De fato, os produtos médico-hospitalares brasileiros (como pensos adesivos, agulhas para sutura, sacos e bolsas de polímeros de etileno, válvulas cardíacas e aparelhos ortopédicos) são muito apreciados também fora do continente americano. Tanto que, em 2022, esse segmento foi o responsável por quase 65% de todos os dispositivos médicos exportados pelo Brasil, montante que atinge US$ 586,5 milhões e representa um considerável aumento de 17,6% no comparativo com o ano anterior.  

Com mais de 860 expositores e recebendo, em média, 10.500 visitantes, a FIME tem sido uma excelente porta de entrada para a indústria brasileira que está iniciando seus projetos de internacionalização. É o caso da Globaltec que, representada por Thais Braz, buscará bons contatos na feira.  

“A FIME será um termômetro para que nós possamos avaliar a entrada da marca em países latino-americanos. Principalmente agora que temos um novo produto em nosso portfólio e queremos sentir como será o interesse do mercado externo sobre ele”, comenta Thais. Segundo ela, a companhia está com toda a parte regulatória nacional finalizada para a venda interna deste produto e vem participando dos diversos cursos promovidos pela ABIMO para iniciar a regulamentação para a América do Sul. Na feira, o time de vendas também sentirá se vale a pena investir na obtenção do registro junto à FDA (Food and Drug Administration) para a venda nos Estados Unidos.  
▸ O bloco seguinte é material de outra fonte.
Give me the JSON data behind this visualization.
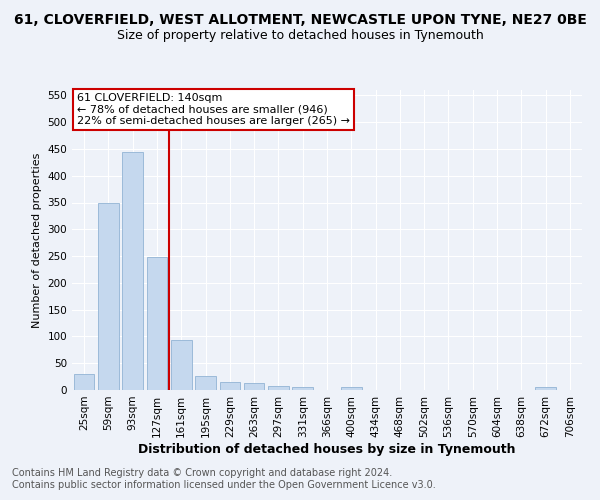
{
  "title": "61, CLOVERFIELD, WEST ALLOTMENT, NEWCASTLE UPON TYNE, NE27 0BE",
  "subtitle": "Size of property relative to detached houses in Tynemouth",
  "xlabel": "Distribution of detached houses by size in Tynemouth",
  "ylabel": "Number of detached properties",
  "categories": [
    "25sqm",
    "59sqm",
    "93sqm",
    "127sqm",
    "161sqm",
    "195sqm",
    "229sqm",
    "263sqm",
    "297sqm",
    "331sqm",
    "366sqm",
    "400sqm",
    "434sqm",
    "468sqm",
    "502sqm",
    "536sqm",
    "570sqm",
    "604sqm",
    "638sqm",
    "672sqm",
    "706sqm"
  ],
  "values": [
    30,
    350,
    445,
    248,
    93,
    27,
    15,
    13,
    8,
    6,
    0,
    5,
    0,
    0,
    0,
    0,
    0,
    0,
    0,
    5,
    0
  ],
  "bar_color": "#c5d8ee",
  "bar_edge_color": "#92b4d4",
  "vline_x": 3.5,
  "vline_color": "#cc0000",
  "annotation_text": "61 CLOVERFIELD: 140sqm\n← 78% of detached houses are smaller (946)\n22% of semi-detached houses are larger (265) →",
  "annotation_box_color": "#ffffff",
  "annotation_box_edge": "#cc0000",
  "ylim": [
    0,
    560
  ],
  "yticks": [
    0,
    50,
    100,
    150,
    200,
    250,
    300,
    350,
    400,
    450,
    500,
    550
  ],
  "footer_line1": "Contains HM Land Registry data © Crown copyright and database right 2024.",
  "footer_line2": "Contains public sector information licensed under the Open Government Licence v3.0.",
  "title_fontsize": 10,
  "subtitle_fontsize": 9,
  "xlabel_fontsize": 9,
  "ylabel_fontsize": 8,
  "tick_fontsize": 7.5,
  "annotation_fontsize": 8,
  "footer_fontsize": 7,
  "bg_color": "#eef2f9",
  "plot_bg_color": "#eef2f9",
  "grid_color": "#ffffff",
  "title_color": "#000000",
  "footer_color": "#555555"
}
Há, no pavilhão nacional, empresas com diferentes níveis de experiência no evento. A Viveo volta à exposição depois de uma primeira participação focada em consolidar o reconhecimento da marca junto aos grandes players do setor. “Pretendemos dar sequência aos negócios iniciados na edição anterior e conquistar novos clientes, principalmente na América Latina e no Oriente Médio”, diz o gerente de exportação Jueci Oliveira.  
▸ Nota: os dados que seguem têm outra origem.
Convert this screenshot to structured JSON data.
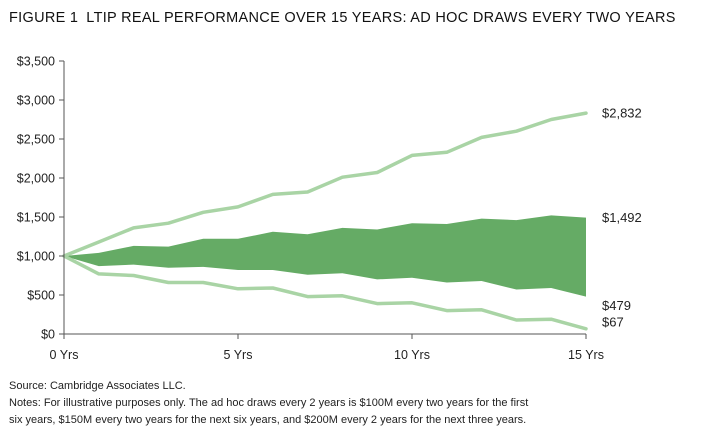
{
  "figure": {
    "number": "FIGURE 1",
    "title": "LTIP REAL PERFORMANCE OVER 15 YEARS: AD HOC DRAWS EVERY TWO YEARS"
  },
  "chart_data": {
    "type": "area",
    "title": "LTIP REAL PERFORMANCE OVER 15 YEARS: AD HOC DRAWS EVERY TWO YEARS",
    "x": [
      0,
      1,
      2,
      3,
      4,
      5,
      6,
      7,
      8,
      9,
      10,
      11,
      12,
      13,
      14,
      15
    ],
    "x_tick_labels": [
      "0 Yrs",
      "5 Yrs",
      "10 Yrs",
      "15 Yrs"
    ],
    "x_tick_values": [
      0,
      5,
      10,
      15
    ],
    "y_tick_labels": [
      "$0",
      "$500",
      "$1,000",
      "$1,500",
      "$2,000",
      "$2,500",
      "$3,000",
      "$3,500"
    ],
    "y_tick_values": [
      0,
      500,
      1000,
      1500,
      2000,
      2500,
      3000,
      3500
    ],
    "ylim": [
      0,
      3500
    ],
    "xlim": [
      0,
      15
    ],
    "grid": false,
    "colors": {
      "band": "#65ab65",
      "lines": "#a9d4a5"
    },
    "series": [
      {
        "role": "upper",
        "values": [
          1000,
          1180,
          1360,
          1420,
          1560,
          1630,
          1790,
          1820,
          2010,
          2070,
          2290,
          2330,
          2520,
          2600,
          2750,
          2832
        ],
        "end_label": "$2,832"
      },
      {
        "role": "band-top",
        "values": [
          1000,
          1040,
          1130,
          1120,
          1220,
          1220,
          1310,
          1280,
          1360,
          1340,
          1420,
          1410,
          1480,
          1460,
          1520,
          1492
        ],
        "end_label": "$1,492"
      },
      {
        "role": "band-bottom",
        "values": [
          1000,
          870,
          890,
          850,
          860,
          820,
          820,
          760,
          780,
          700,
          720,
          660,
          680,
          570,
          590,
          479
        ],
        "end_label": "$479"
      },
      {
        "role": "lower",
        "values": [
          1000,
          770,
          750,
          660,
          660,
          580,
          590,
          480,
          490,
          390,
          400,
          300,
          310,
          180,
          190,
          67
        ],
        "end_label": "$67"
      }
    ]
  },
  "footer": {
    "source": "Source: Cambridge Associates LLC.",
    "notes_line1": "Notes: For illustrative purposes only. The ad hoc draws every 2 years is $100M every two years for the first",
    "notes_line2": "six years, $150M every two years for the next six years, and $200M every 2 years for the next three years."
  }
}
Apesar de exportar para 20 países, a empresa ainda não tem distribuidores firmados em território norte-americano, sendo esse, também, um dos interesses da companhia. “Nossos principais diferenciais são produtos altamente qualificados com capacidade de escala de produção, facilidade de acesso e confiabilidade”, complementa Oliveira.  

Enquanto isso, a Ibramed, que também estará no pavilhão brasileiro, tem uma experiência de muitos anos na feira, tendo participado praticamente de todas as edições e, com isso, definido estratégias interessantes para melhor aproveitar os dias de evento. De acordo com Daniel Marques, gerente comercial da companhia, a FIME é um importante ponto de encontro com clientes e parceiros. “Temos a oportunidade de encontrar nossos distribuidores para renegociar e realinhar as estratégias comerciais”, diz.  

A marca já tem uma participação forte em todo o mercado latino-americano e, agora, está em busca de bons contatos com países da América Central como Costa Rica, El Salvador e Guatemala. “Vemos, nessas nações, um bom público-alvo para nossos equipamentos”, complementa.  

Em 2022, a FIME foi realizada no final de julho e o pavilhão brasileiro, que continha 34 empresas, fechou US$ 1,7 milhão em negócios, além da expectativa de desdobrar esse valor para US$ 15 milhões nos 12 meses seguintes ao evento.